DEMO : Petani tembakau protes rencana diberlakukannya  PP Nomor 28 Tahun 2024 yang salah satunya poinnya mengatur secara ketat produksi dan pemasaran produk berbahan tembakau (dok/duta.co)

SURABAYA | duta.co – Polemik mengenai Peraturan Pemerintah (PP) Nomor 28 Tahun 2024 yang salah satunya poinnya mengatur secara ketat produksi dan pemasaran produk berbahan tembakau terus bergulir liar. Pasalnya kalau diterapkan banyak masalah yang akan ditimbulkan, mulai hilangnya cirikhas rokok Indonesia dan lebih parahnya banyak pengangguran.

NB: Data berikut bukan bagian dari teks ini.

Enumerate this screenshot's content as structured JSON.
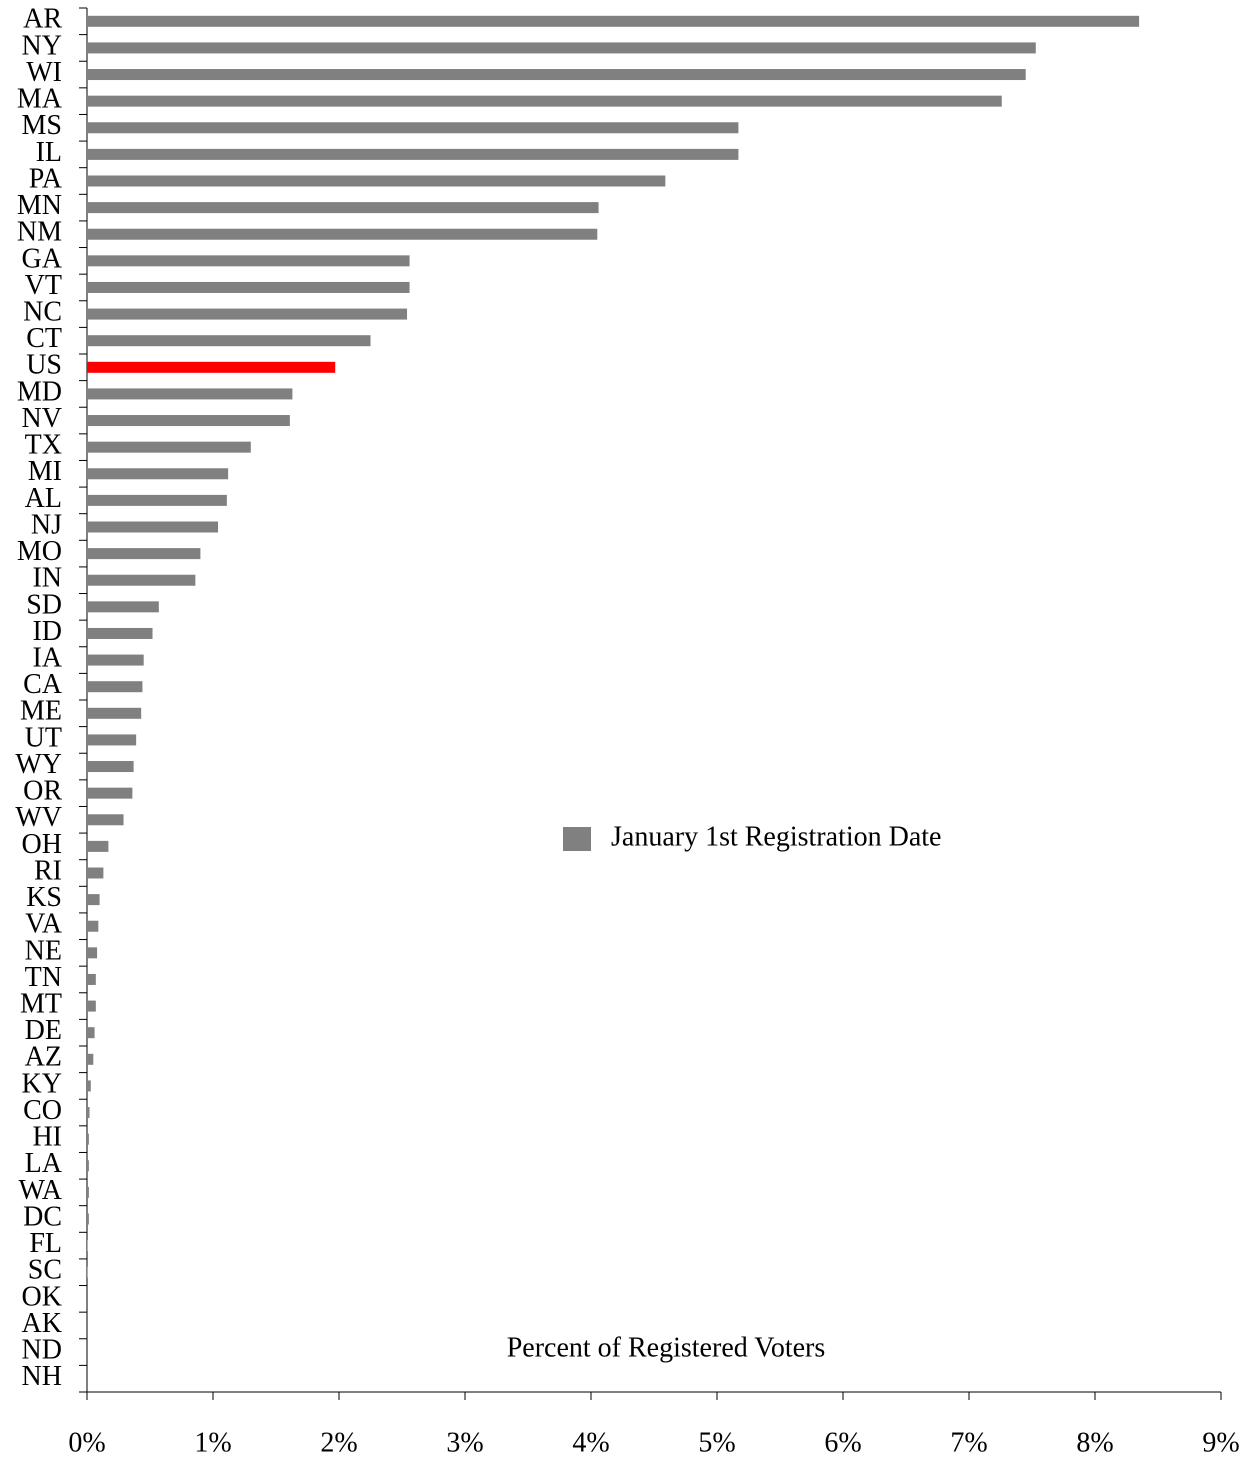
{
  "chart_data": {
    "type": "bar",
    "orientation": "horizontal",
    "x_label": "Percent of Registered Voters",
    "categories": [
      "AR",
      "NY",
      "WI",
      "MA",
      "MS",
      "IL",
      "PA",
      "MN",
      "NM",
      "GA",
      "VT",
      "NC",
      "CT",
      "US",
      "MD",
      "NV",
      "TX",
      "MI",
      "AL",
      "NJ",
      "MO",
      "IN",
      "SD",
      "ID",
      "IA",
      "CA",
      "ME",
      "UT",
      "WY",
      "OR",
      "WV",
      "OH",
      "RI",
      "KS",
      "VA",
      "NE",
      "TN",
      "MT",
      "DE",
      "AZ",
      "KY",
      "CO",
      "HI",
      "LA",
      "WA",
      "DC",
      "FL",
      "SC",
      "OK",
      "AK",
      "ND",
      "NH"
    ],
    "series": [
      {
        "name": "January 1st Registration Date",
        "color": "#808080",
        "values": [
          8.35,
          7.53,
          7.45,
          7.26,
          5.17,
          5.17,
          4.59,
          4.06,
          4.05,
          2.56,
          2.56,
          2.54,
          2.25,
          1.97,
          1.63,
          1.61,
          1.3,
          1.12,
          1.11,
          1.04,
          0.9,
          0.86,
          0.57,
          0.52,
          0.45,
          0.44,
          0.43,
          0.39,
          0.37,
          0.36,
          0.29,
          0.17,
          0.13,
          0.1,
          0.09,
          0.08,
          0.07,
          0.07,
          0.06,
          0.05,
          0.03,
          0.02,
          0.015,
          0.015,
          0.015,
          0.015,
          0.005,
          0.005,
          0,
          0,
          0,
          0
        ]
      }
    ],
    "highlight": {
      "category": "US",
      "color": "#ff0000"
    },
    "xlim": [
      0,
      9
    ],
    "xticks": [
      {
        "value": 0,
        "label": "0%"
      },
      {
        "value": 1,
        "label": "1%"
      },
      {
        "value": 2,
        "label": "2%"
      },
      {
        "value": 3,
        "label": "3%"
      },
      {
        "value": 4,
        "label": "4%"
      },
      {
        "value": 5,
        "label": "5%"
      },
      {
        "value": 6,
        "label": "6%"
      },
      {
        "value": 7,
        "label": "7%"
      },
      {
        "value": 8,
        "label": "8%"
      },
      {
        "value": 9,
        "label": "9%"
      }
    ],
    "grid": false
  }
}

Peneliti ahli utama Pusat Riset Hortikultura dan Perkebunan Badan Riset dan Inovasi Nasional (BRIN) Prof Djajadi mengatakan, PP 28/2024 yang merupakan Peraturan Pelaksanaan Undang-Undang Nomor 17 Tahun 2023 tentang Kesehatan ini sangat represif terhadap tembakau dan industri hasil tembakau. Salah satunya terkait kadar tar dan nikotin yang diatur dalam aturan tersebut.

Dikatakan Prof Djajadi, kadar tar dan nikotin tembakau dengan kadar tar dan nikotin yang disyaratkan di kemasan rokok itu berbeda.

”Yang dicantumkan di kemasan itu diukur dari asap rokoknya. Sementara rokok sendiri adalah campuran beberapa jenis tembakau. Yang kadar nikotinnya tinggi, dicampur yang sedang dan rendah sehingga blending tembakau menghasilkan rasa dan aroma yang disukai konsumen. Jadi kalau kadar tar dan nikotinnya diubah akan berdampak ke rasanya,” tuturnya.

Ia mengatakan tembakau lokal umumnya memiliki kadar nikotin tinggi. Misalnya tembakau Temanggung yang termasuk tembakau aromatis seperti tembakau Srintil, kadar nikotinnya bisa sampai 8 persen. Lalu tembakau Madura bisa sampai 5 persen, tembakau Kasturi Jember sekitar 4 persen. Jenis-jenis tembakau tersebut umumnya digunakan untuk rokok kretek. Sedangkan tembakau virginia yang banyak diimpor kadar nikotinnya sekitar 3 persen.

Ia menuturkan, tinggi rendahnya kadar dan nikotin dipengaruhi beberapa faktor. Selain faktor intrinsik yang ada secara genetik di tembakau tersebut, kadar nikotin juga dipengaruhi faktor lingkungan. Seperti, ketinggian lahan, sinar matahari, penggunaan pupuk hingga apakah tanaman tembakaunya dilakukan pemangkasan atau tidak.

Industri rokok selama ini memodifikasi kadar tar dan nikotin menggunakan filter dengan kerapatan tertentu dan kertas yang digunakan. Tapi jika kedua teknik tersebut sudah mentok, tentu mereka akan menyerap tembakau-tembakau yang kadar nikotinnya lebih rendah agar bisa memenuhi aturan yang ditetapkan. Akibatnya tentu saja serapan tembakau petani akan menurun.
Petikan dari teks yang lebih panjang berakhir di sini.